Thursday, 2 February 2017

On Inventors, Implementers, Innovators


So here's medias in res: Both inventors and implementers can be innovators.
I wrote that in several papers, said that in several presentations since I started reflecting about the relation of standardisation and innovation. There is a fundamental confusion when it comes to what innovation means in the context of standardisation. And this confusion has been reinforced in the ongoing debates about patents and standards.
Basically the issue is that invention and innovation are confused and that very often patent holders are presented as “innovators” and put opposite to “implementers”. In reality patent holders are first of all inventors, a patent is granted for an invention – not for innovation. The definition provided by the World Intellectual Property Organisation (WIPO) is very clear in this respect: “A patent is an exclusive right granted for an invention ...”

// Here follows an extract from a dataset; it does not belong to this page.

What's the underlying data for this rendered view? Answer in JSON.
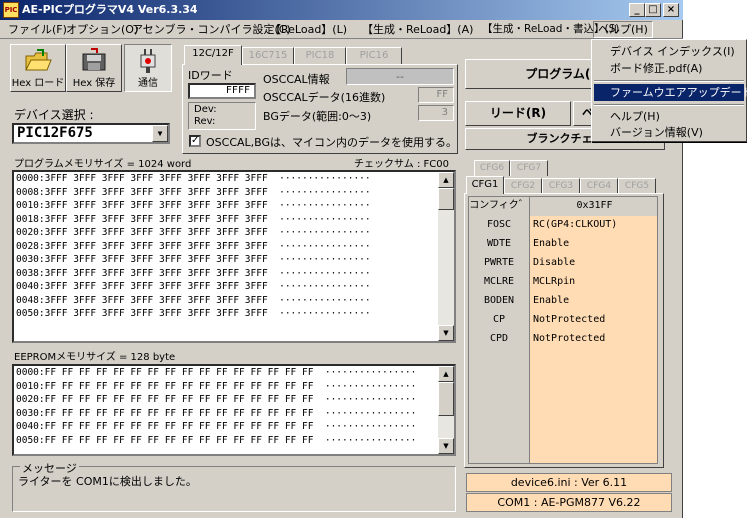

Why does that matter? Because implementers can be gigantic innovators. You might even argue whether innovation today is to large extend in process innovation and technology integration – both matters of implementing technologies and standards. The internet and the world wide web are prime examples for that. Internet of Things (IoT), Digitisation of Industry, etc. are others currently leading the innovation agenda all over the world.
This plea to differentiate better between invention, innovation and implementation does not mean to diminish the value and importance of base technology invention, nor the patent system. By no means. But it intends to value the contribution of implementations to innovation and avoid and correct the impression that implementers would stand opposite to innovators.
A clear differentiation also has the potential to lead to a better and more differentiated discussion on the relations of standardisation and innovation. Basically, there are two aspects when it comes to standardisation and innovation that should always be considered and that are substantial for making business decisions regarding which modes for making patented technologies available suit the market best. In a simplified way the following two cases may be distinguished:
On the one hand, for some standards it may be important to have leading, state-of-the-art base technologies included. These are often (based on) patented inventions. It may, therefore, be important that the inventors (!) get some incentive to contribute their technologies and be able to get some return-on-investment for their R&D work. In other words: to have some patent protection for patents that are essential for a standard, so called SEPs (Standards Essential Patents). The proper mechanism here is a FRAND IPR policy where the patent holder (who ideally is also the inventor and not just “someone” who acquired the patent) gives a promise to license his SEP(s) on a fair, reasonable and non-discriminatory basis to implementers. Actual royalty rates are then agreed on in bilateral negotiations.
On the other hand, in some standardisation cases the prime consideration may be to have a standard available and broadly adopted in the market place. These standards often form the basis for innovation at the level of the implementation of the standards and on top of them. And often such standards address interoperability, APIs, data formats, etc. In order to promote the broad adoption of such standards, usually referred to as Open Standards, industry agreed to have these standards available on a Royalty-free basis and leading global IT standards setting organisations implemented respective IPR policies, e.g. OASIS and W3C. If patent holders (inventors) would bring in patented technologies into such a standard they need to be ready to grant a license on a Royalty-free basis – or even “restriction-free”.
The latter case also has a lot of relevance in the context of Open Source. Open Standards that are available Royalty-free are implementable in Open Source – at least with least issues and restrictions.
So bottom line: please be precise (and fair) when talking about inventors, implementers, innovators. Both inventors and implementers can be innovators. An SEP is the result of an invention, not of innovation, yet it may be – and probably should be – innovative. In the debate about patents and standards it is inventors (patent holders) versus implementers. And very often an organisation is both, sometimes inventor, sometimes implementer, and hopefully an innovator throughout. 
Clarity matters for an informed discussion and for taking informed decisions.